On a broader level, Abramson also noted that the existing relationship between the FDA and Big Pharma presents several inherent conflicts of interest — and these conflicts might raise eyebrows with respect to Aduhelm. For instance, the FDA receives a large portion of its funding from user fees, which are paid out by pharmaceutical companies to help cover the agency’s regulatory overhead as part of the 1992 Prescription Drug User Fee Act (PDUFA).
According to an FDA fact sheet from November of last year, users fees comprised roughly 45% of the FDA’s total budget. For human drugs like Aduhelm, that number is as high as 65%, which critics say can open the door for problematic back-scratching.
“[The FDA’s] primary client is industry and their time targets,” Abramson explained. “And there’s a lot of pressure to meet the targets that have been agreed upon to receive that PDUFA money.”

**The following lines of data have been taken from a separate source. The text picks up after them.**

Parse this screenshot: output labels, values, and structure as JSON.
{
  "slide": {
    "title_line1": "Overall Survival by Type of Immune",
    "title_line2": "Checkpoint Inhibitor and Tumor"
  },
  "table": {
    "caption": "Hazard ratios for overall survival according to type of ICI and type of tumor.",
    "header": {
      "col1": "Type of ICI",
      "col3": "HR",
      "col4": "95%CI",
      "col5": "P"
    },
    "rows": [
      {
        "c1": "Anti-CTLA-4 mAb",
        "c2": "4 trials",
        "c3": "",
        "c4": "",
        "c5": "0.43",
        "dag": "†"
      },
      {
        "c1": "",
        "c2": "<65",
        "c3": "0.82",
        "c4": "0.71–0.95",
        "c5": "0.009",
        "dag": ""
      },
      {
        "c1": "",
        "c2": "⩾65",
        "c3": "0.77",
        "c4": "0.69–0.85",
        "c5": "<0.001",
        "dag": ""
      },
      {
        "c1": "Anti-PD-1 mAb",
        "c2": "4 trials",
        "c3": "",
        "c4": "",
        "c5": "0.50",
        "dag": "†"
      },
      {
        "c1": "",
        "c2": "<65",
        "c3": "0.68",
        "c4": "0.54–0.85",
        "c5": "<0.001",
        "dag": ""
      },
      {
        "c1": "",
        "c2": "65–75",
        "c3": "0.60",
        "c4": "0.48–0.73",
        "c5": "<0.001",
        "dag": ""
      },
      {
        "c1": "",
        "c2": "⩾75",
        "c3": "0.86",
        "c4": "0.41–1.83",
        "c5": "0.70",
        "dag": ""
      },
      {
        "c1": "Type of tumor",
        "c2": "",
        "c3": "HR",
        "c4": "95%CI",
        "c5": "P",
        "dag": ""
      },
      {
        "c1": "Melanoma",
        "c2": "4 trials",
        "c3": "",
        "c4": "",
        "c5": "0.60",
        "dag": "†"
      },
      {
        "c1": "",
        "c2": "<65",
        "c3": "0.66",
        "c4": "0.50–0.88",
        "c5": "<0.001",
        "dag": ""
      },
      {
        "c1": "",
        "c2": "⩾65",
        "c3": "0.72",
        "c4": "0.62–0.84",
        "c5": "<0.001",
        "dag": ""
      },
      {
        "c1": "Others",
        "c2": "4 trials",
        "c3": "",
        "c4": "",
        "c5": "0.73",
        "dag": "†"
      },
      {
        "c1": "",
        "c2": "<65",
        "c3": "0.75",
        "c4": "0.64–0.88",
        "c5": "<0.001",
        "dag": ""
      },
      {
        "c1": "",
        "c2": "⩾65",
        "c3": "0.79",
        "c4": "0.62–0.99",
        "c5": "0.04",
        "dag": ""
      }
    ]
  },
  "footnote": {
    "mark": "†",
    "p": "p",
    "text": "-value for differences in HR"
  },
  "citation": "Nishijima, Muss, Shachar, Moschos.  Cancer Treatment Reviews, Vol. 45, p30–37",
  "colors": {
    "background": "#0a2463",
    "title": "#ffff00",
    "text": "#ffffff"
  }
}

But the full extent to which Biogen may have pressured the FDA, if at all, remains shrouded in mystery.
According to a New York Times analysis, Biogen reportedly fostered a spirit of “close collaboration” with the FDA officials spanning back to 2019. STAT further found evidence that Biogen executives apparently leveraged backchannels with the agency months before the drug was pushed past the finish line.
Now, two House committees are looking into the matter. And, in July, the Department of Health and Human Services launched an internal probe into whether there was any impropriety following calls for an investigation by FDA Acting Commissioner Janet Woodcock.

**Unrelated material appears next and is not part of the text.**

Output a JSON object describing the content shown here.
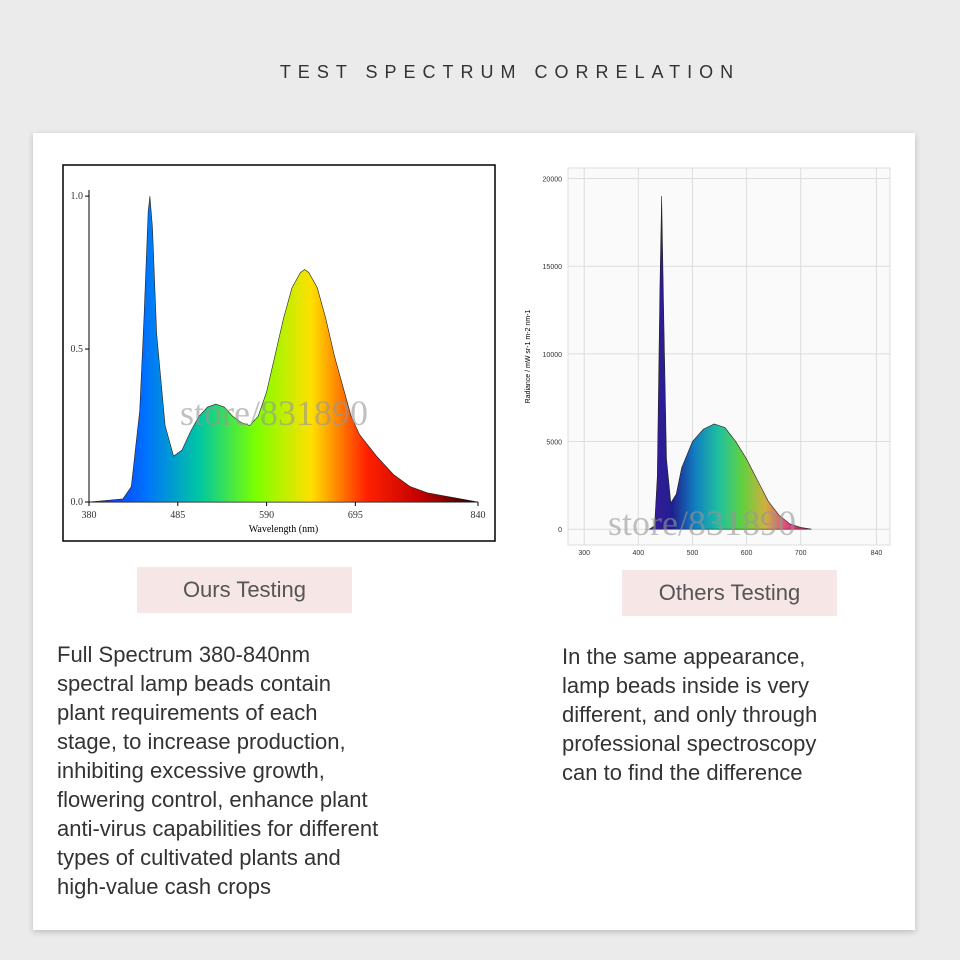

It’s unclear how long Aduhelm’s development will be under federal scrutiny. But in the meantime, the drug is already forcing companies and government agencies to make tough decisions. In the private insurance industry, Bloomberg reported, numerous companies are refusing to cover the Aduhelm until more data is presented, deeming the drug as largely experimental. The Department of Veterans Affairs has likewise shot the drug down entirely, citing the “the risk of significant adverse drug events and to the lack of evidence of a positive impact on cognition.”

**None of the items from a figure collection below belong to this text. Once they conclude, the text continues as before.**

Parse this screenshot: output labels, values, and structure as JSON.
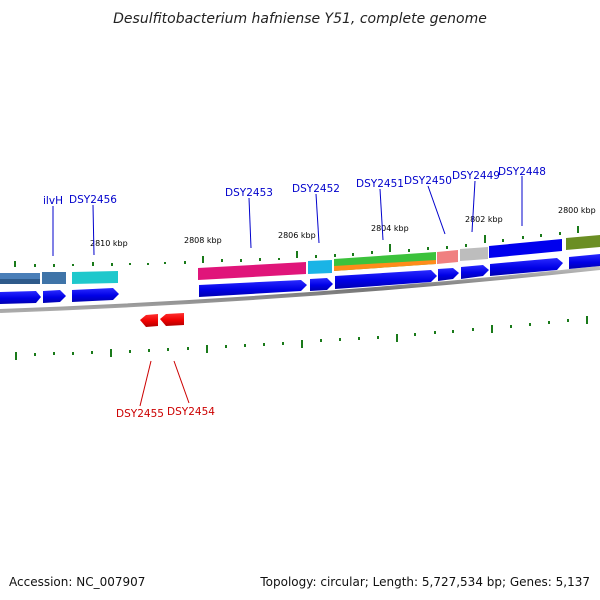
{
  "title": "Desulfitobacterium hafniense Y51, complete genome",
  "footer": {
    "accession": "Accession: NC_007907",
    "topology": "Topology: circular; Length: 5,727,534 bp; Genes: 5,137"
  },
  "ruler_labels": [
    "2810 kbp",
    "2808 kbp",
    "2806 kbp",
    "2804 kbp",
    "2802 kbp",
    "2800 kbp"
  ],
  "genes_forward": [
    "ilvH",
    "DSY2456",
    "DSY2453",
    "DSY2452",
    "DSY2451",
    "DSY2450",
    "DSY2449",
    "DSY2448"
  ],
  "genes_reverse": [
    "DSY2455",
    "DSY2454"
  ],
  "colors": {
    "forward_gene": "#0000ee",
    "reverse_gene": "#ee0000",
    "forward_label": "#0000cc",
    "reverse_label": "#cc0000",
    "tick": "#1a7a1a",
    "backbone": "#888888"
  }
}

For its part, Medicare is still weighing a final determination as to whether — and how much — it will cover, even though the agency has already raised its premiums to build up cash reserves for coverage, according to CNN. “It’s important to note that the Part B Premium reflects our actuaries’ best estimates of future Medicare spending and the necessary reserves to ensure we can pay claims,” a Center for Medicare and Medicaid Services (CMS) spokesperson told Salon.
“CMS will post a proposed NCD and decision memorandum within six months from the initiation of this NCD analysis,” they added.
But if CMS ultimately agrees to cover the drug, Abramson said, it will run the risk of “pulling money out of our healthcare system for the kinds of things that we know are going to be more cost effective.”
“The big picture here is that the biotech whiz-bang takes money away from basic healthcare,” he added. “And in my opinion, that’s why the United States — despite spending an excess of $1.5 trillion a year — is losing ground rapidly in terms of population health, compared not just to the other wealthy nations, but to all the nations.”